Another interesting and wildly wrong statement is this:-

 At Liverpool University we have a research group developing a non-invasive equine blood test, to be used as an early indicator of ragwort poisoning before the clinical signs develop.  I estimate that 20% of horses in this country will have ragwort poisoning in their body.
Just imagine the panic this sort of thing causes among horse owners. We have an equine veterinary professor telling them there is a 1 in 5 chance that their horse is suffering from poisoning that could kill it.  It would be unnecessary panic because this claim by the professor was hyperbole. The facts showed it was wrong by a massive amount.

They did do the the research. A PhD student was given the task of doing it. Given the amount of work I do on this you would expect that I would know all about this research and I do. I have a copy of the thesis.

This test never really worked as expected although the biochemistry seems sound. If horses really had eaten ragwort the signs should show in the blood. A student was given the research task for her PhD.

What you have to realise at this point is that ragwort poisoning is difficult to diagnose. It just shows up as liver damage, which can have many causes. Other more recent and separate research has shown that only a minority of these might be ragwort. We have to say might because although there are characteristic microscopic changes in the liver, which you can see by taking a biopsy, these changes can also be cause by toxins in mouldy feed.
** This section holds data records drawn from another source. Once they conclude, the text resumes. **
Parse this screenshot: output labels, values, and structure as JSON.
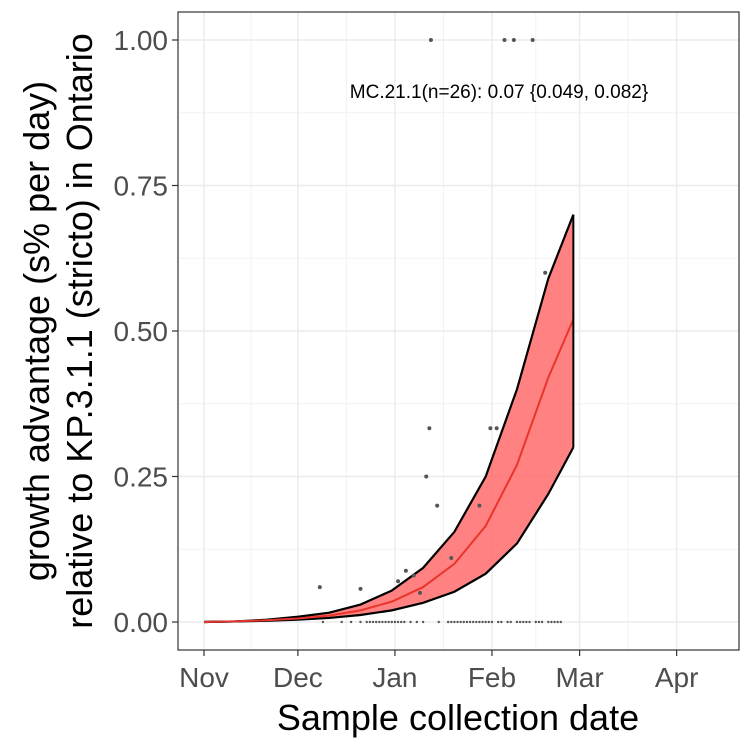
{
  "chart_data": {
    "type": "scatter",
    "xlabel": "Sample collection date",
    "ylabel_line1": "growth advantage (s% per day)",
    "ylabel_line2": "relative to KP.3.1.1 (stricto) in Ontario",
    "annotation": "MC.21.1(n=26): 0.07 {0.049, 0.082}",
    "x_ticks": [
      "Nov",
      "Dec",
      "Jan",
      "Feb",
      "Mar",
      "Apr"
    ],
    "y_ticks": [
      "0.00",
      "0.25",
      "0.50",
      "0.75",
      "1.00"
    ],
    "ylim": [
      -0.05,
      1.05
    ],
    "grid": true,
    "colors": {
      "ribbon": "#ff6b6b",
      "fit_line": "#e8352b",
      "bound_line": "#000000",
      "point": "#555555"
    },
    "fit": {
      "x_days": [
        0,
        10,
        20,
        30,
        40,
        50,
        60,
        70,
        80,
        90,
        100,
        110,
        118
      ],
      "mean": [
        0.0,
        0.001,
        0.003,
        0.006,
        0.011,
        0.02,
        0.035,
        0.06,
        0.1,
        0.165,
        0.27,
        0.42,
        0.52
      ],
      "lower": [
        0.0,
        0.001,
        0.002,
        0.004,
        0.007,
        0.012,
        0.02,
        0.033,
        0.052,
        0.083,
        0.135,
        0.22,
        0.3
      ],
      "upper": [
        0.0,
        0.001,
        0.004,
        0.009,
        0.016,
        0.03,
        0.054,
        0.093,
        0.155,
        0.25,
        0.4,
        0.59,
        0.7
      ]
    },
    "points": [
      {
        "x": 37,
        "y": 0.06
      },
      {
        "x": 50,
        "y": 0.057
      },
      {
        "x": 62,
        "y": 0.07
      },
      {
        "x": 64.5,
        "y": 0.088
      },
      {
        "x": 67,
        "y": 0.08
      },
      {
        "x": 69,
        "y": 0.05
      },
      {
        "x": 71,
        "y": 0.25
      },
      {
        "x": 72,
        "y": 0.333
      },
      {
        "x": 72.5,
        "y": 1.0
      },
      {
        "x": 74.5,
        "y": 0.2
      },
      {
        "x": 79,
        "y": 0.11
      },
      {
        "x": 88,
        "y": 0.2
      },
      {
        "x": 91.5,
        "y": 0.333
      },
      {
        "x": 93.5,
        "y": 0.333
      },
      {
        "x": 96,
        "y": 1.0
      },
      {
        "x": 99,
        "y": 1.0
      },
      {
        "x": 105,
        "y": 1.0
      },
      {
        "x": 109,
        "y": 0.6
      }
    ],
    "zero_points_x": [
      38,
      44,
      47,
      50,
      52,
      53,
      54,
      55,
      56,
      57,
      58,
      59,
      60,
      61,
      62,
      63,
      64,
      66,
      68,
      70,
      75,
      78,
      79,
      80,
      81,
      82,
      83,
      84,
      85,
      86,
      87,
      88,
      89,
      90,
      91,
      92,
      94,
      95,
      97,
      98,
      100,
      101,
      102,
      103,
      104,
      106,
      107,
      108,
      110,
      111,
      112,
      113,
      114
    ]
  }
}
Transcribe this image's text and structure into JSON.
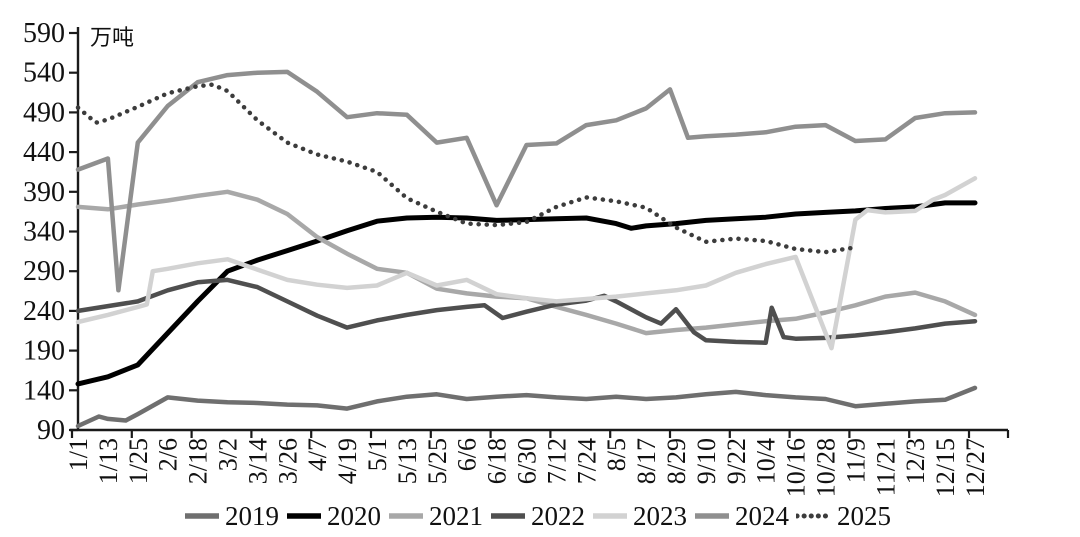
{
  "chart_data": {
    "type": "line",
    "title": "",
    "unit_label": "万吨",
    "xlabel": "",
    "ylabel": "",
    "ylim": [
      90,
      590
    ],
    "yticks": [
      90,
      140,
      190,
      240,
      290,
      340,
      390,
      440,
      490,
      540,
      590
    ],
    "grid": false,
    "legend_position": "bottom",
    "axis_color": "#1a1a1a",
    "categories": [
      "1/1",
      "1/13",
      "1/25",
      "2/6",
      "2/18",
      "3/2",
      "3/14",
      "3/26",
      "4/7",
      "4/19",
      "5/1",
      "5/13",
      "5/25",
      "6/6",
      "6/18",
      "6/30",
      "7/12",
      "7/24",
      "8/5",
      "8/17",
      "8/29",
      "9/10",
      "9/22",
      "10/4",
      "10/16",
      "10/28",
      "11/9",
      "11/21",
      "12/3",
      "12/15",
      "12/27"
    ],
    "series": [
      {
        "name": "2019",
        "color": "#6f6f6f",
        "style": "solid",
        "width": 4.5,
        "points": [
          [
            0,
            95
          ],
          [
            0.7,
            107
          ],
          [
            1,
            104
          ],
          [
            1.6,
            102
          ],
          [
            2,
            110
          ],
          [
            3,
            131
          ],
          [
            4,
            127
          ],
          [
            5,
            125
          ],
          [
            6,
            124
          ],
          [
            7,
            122
          ],
          [
            8,
            121
          ],
          [
            9,
            117
          ],
          [
            10,
            126
          ],
          [
            11,
            132
          ],
          [
            12,
            135
          ],
          [
            13,
            129
          ],
          [
            14,
            132
          ],
          [
            15,
            134
          ],
          [
            16,
            131
          ],
          [
            17,
            129
          ],
          [
            18,
            132
          ],
          [
            19,
            129
          ],
          [
            20,
            131
          ],
          [
            21,
            135
          ],
          [
            22,
            138
          ],
          [
            23,
            134
          ],
          [
            24,
            131
          ],
          [
            25,
            129
          ],
          [
            26,
            120
          ],
          [
            27,
            123
          ],
          [
            28,
            126
          ],
          [
            29,
            128
          ],
          [
            30,
            143
          ]
        ]
      },
      {
        "name": "2020",
        "color": "#000000",
        "style": "solid",
        "width": 5,
        "points": [
          [
            0,
            148
          ],
          [
            1,
            157
          ],
          [
            2,
            172
          ],
          [
            3,
            212
          ],
          [
            4,
            252
          ],
          [
            5,
            290
          ],
          [
            6,
            304
          ],
          [
            7,
            316
          ],
          [
            8,
            328
          ],
          [
            9,
            341
          ],
          [
            10,
            353
          ],
          [
            11,
            357
          ],
          [
            12,
            358
          ],
          [
            13,
            357
          ],
          [
            14,
            354
          ],
          [
            15,
            355
          ],
          [
            16,
            356
          ],
          [
            17,
            357
          ],
          [
            18,
            350
          ],
          [
            18.5,
            344
          ],
          [
            19,
            347
          ],
          [
            20,
            350
          ],
          [
            21,
            354
          ],
          [
            22,
            356
          ],
          [
            23,
            358
          ],
          [
            24,
            362
          ],
          [
            25,
            364
          ],
          [
            26,
            366
          ],
          [
            27,
            369
          ],
          [
            28,
            371
          ],
          [
            29,
            376
          ],
          [
            30,
            376
          ]
        ]
      },
      {
        "name": "2021",
        "color": "#a8a8a8",
        "style": "solid",
        "width": 4.5,
        "points": [
          [
            0,
            371
          ],
          [
            1,
            368
          ],
          [
            2,
            374
          ],
          [
            3,
            379
          ],
          [
            4,
            385
          ],
          [
            5,
            390
          ],
          [
            6,
            380
          ],
          [
            7,
            362
          ],
          [
            8,
            333
          ],
          [
            9,
            312
          ],
          [
            10,
            293
          ],
          [
            11,
            288
          ],
          [
            12,
            268
          ],
          [
            13,
            262
          ],
          [
            14,
            258
          ],
          [
            15,
            256
          ],
          [
            16,
            245
          ],
          [
            17,
            235
          ],
          [
            18,
            224
          ],
          [
            19,
            212
          ],
          [
            20,
            216
          ],
          [
            21,
            219
          ],
          [
            22,
            223
          ],
          [
            23,
            227
          ],
          [
            24,
            230
          ],
          [
            25,
            238
          ],
          [
            26,
            247
          ],
          [
            27,
            258
          ],
          [
            28,
            263
          ],
          [
            29,
            252
          ],
          [
            30,
            235
          ]
        ]
      },
      {
        "name": "2022",
        "color": "#4f4f4f",
        "style": "solid",
        "width": 4.5,
        "points": [
          [
            0,
            240
          ],
          [
            1,
            246
          ],
          [
            2,
            252
          ],
          [
            3,
            266
          ],
          [
            4,
            276
          ],
          [
            5,
            279
          ],
          [
            6,
            270
          ],
          [
            7,
            252
          ],
          [
            8,
            234
          ],
          [
            9,
            219
          ],
          [
            10,
            228
          ],
          [
            11,
            235
          ],
          [
            12,
            241
          ],
          [
            13,
            245
          ],
          [
            13.6,
            247
          ],
          [
            14.2,
            231
          ],
          [
            15,
            239
          ],
          [
            16,
            248
          ],
          [
            17,
            253
          ],
          [
            17.6,
            259
          ],
          [
            18,
            252
          ],
          [
            19,
            232
          ],
          [
            19.5,
            224
          ],
          [
            20,
            242
          ],
          [
            20.6,
            213
          ],
          [
            21,
            203
          ],
          [
            22,
            201
          ],
          [
            23,
            200
          ],
          [
            23.2,
            244
          ],
          [
            23.6,
            207
          ],
          [
            24,
            205
          ],
          [
            25,
            206
          ],
          [
            26,
            209
          ],
          [
            27,
            213
          ],
          [
            28,
            218
          ],
          [
            29,
            224
          ],
          [
            30,
            227
          ]
        ]
      },
      {
        "name": "2023",
        "color": "#d2d2d2",
        "style": "solid",
        "width": 4.5,
        "points": [
          [
            0,
            226
          ],
          [
            1,
            235
          ],
          [
            2,
            245
          ],
          [
            2.3,
            248
          ],
          [
            2.5,
            290
          ],
          [
            3,
            293
          ],
          [
            4,
            300
          ],
          [
            5,
            305
          ],
          [
            6,
            292
          ],
          [
            7,
            279
          ],
          [
            8,
            273
          ],
          [
            9,
            269
          ],
          [
            10,
            272
          ],
          [
            11,
            288
          ],
          [
            12,
            272
          ],
          [
            13,
            279
          ],
          [
            14,
            261
          ],
          [
            15,
            256
          ],
          [
            16,
            252
          ],
          [
            17,
            255
          ],
          [
            18,
            258
          ],
          [
            19,
            262
          ],
          [
            20,
            266
          ],
          [
            21,
            272
          ],
          [
            22,
            288
          ],
          [
            23,
            299
          ],
          [
            24,
            308
          ],
          [
            25.2,
            193
          ],
          [
            26,
            355
          ],
          [
            26.4,
            367
          ],
          [
            27,
            364
          ],
          [
            28,
            366
          ],
          [
            28.6,
            380
          ],
          [
            29,
            386
          ],
          [
            30,
            407
          ]
        ]
      },
      {
        "name": "2024",
        "color": "#8f8f8f",
        "style": "solid",
        "width": 4.5,
        "points": [
          [
            0,
            418
          ],
          [
            1,
            432
          ],
          [
            1.35,
            266
          ],
          [
            2,
            452
          ],
          [
            3,
            498
          ],
          [
            4,
            528
          ],
          [
            5,
            537
          ],
          [
            6,
            540
          ],
          [
            7,
            541
          ],
          [
            8,
            516
          ],
          [
            9,
            484
          ],
          [
            10,
            489
          ],
          [
            11,
            487
          ],
          [
            12,
            452
          ],
          [
            13,
            458
          ],
          [
            14,
            373
          ],
          [
            15,
            449
          ],
          [
            16,
            451
          ],
          [
            17,
            474
          ],
          [
            18,
            480
          ],
          [
            19,
            495
          ],
          [
            19.8,
            519
          ],
          [
            20.4,
            458
          ],
          [
            21,
            460
          ],
          [
            22,
            462
          ],
          [
            23,
            465
          ],
          [
            24,
            472
          ],
          [
            25,
            474
          ],
          [
            26,
            454
          ],
          [
            27,
            456
          ],
          [
            28,
            483
          ],
          [
            29,
            489
          ],
          [
            30,
            490
          ]
        ]
      },
      {
        "name": "2025",
        "color": "#3c3c3c",
        "style": "dotted",
        "width": 4.5,
        "points": [
          [
            0,
            496
          ],
          [
            0.6,
            477
          ],
          [
            1,
            481
          ],
          [
            2,
            497
          ],
          [
            3,
            514
          ],
          [
            4,
            523
          ],
          [
            4.5,
            525
          ],
          [
            5,
            517
          ],
          [
            6,
            480
          ],
          [
            7,
            452
          ],
          [
            8,
            437
          ],
          [
            9,
            428
          ],
          [
            10,
            415
          ],
          [
            11,
            382
          ],
          [
            12,
            365
          ],
          [
            13,
            350
          ],
          [
            14,
            348
          ],
          [
            15,
            352
          ],
          [
            16,
            371
          ],
          [
            17,
            383
          ],
          [
            18,
            378
          ],
          [
            19,
            370
          ],
          [
            20,
            345
          ],
          [
            21,
            327
          ],
          [
            22,
            331
          ],
          [
            23,
            328
          ],
          [
            24,
            318
          ],
          [
            25,
            314
          ],
          [
            26,
            320
          ]
        ]
      }
    ]
  }
}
In the research for the PhD ninety one horses that had signs of liver damage were tested. Only one , a case were a horse had been mistreated, showed a positive result.  Note, these were not the general population about which the wild claim that 20% of them would have positive signs of poisoning. These were sick horses already showing symptoms and yet no sign of ragwort poisoning could be found except in a case where the horse had  been mistreated.
 The article goes on and on with poor information.He uses the infamous survey claiming thousands of horse deaths as if it is accurate. The statistics are really very obviously crooked  talking a minute response rate and multiplying it as if everyone had replied.  Adverts using it were again stopped after action by the ASA.   Surely a professor should recognise such misuse of statistics?

He gets the law  badly wrong, as he has on other occasions.


Classified as a noxious weed in the Weeds Act of 1959, every landowner has since been required to control ragwort either by direct spraying or by lifting and burning.

 Again adverts making the same false claim were stopped after ASA action.  Every landowner is not required by this act to control the plant. Incidentally the word noxious isn't even in the act!

He makes this ridiculous claim:-
"Until the last decade, ragwort was not widely seen"
 There is a botanical recording scheme which shows that its distribution has not changed since at least the 1960s and a few years after this article was published  government research actually showed that ragwort had been declining in abundance.

It should be obvious to anyone why I honestly have a problem believing anything this man says.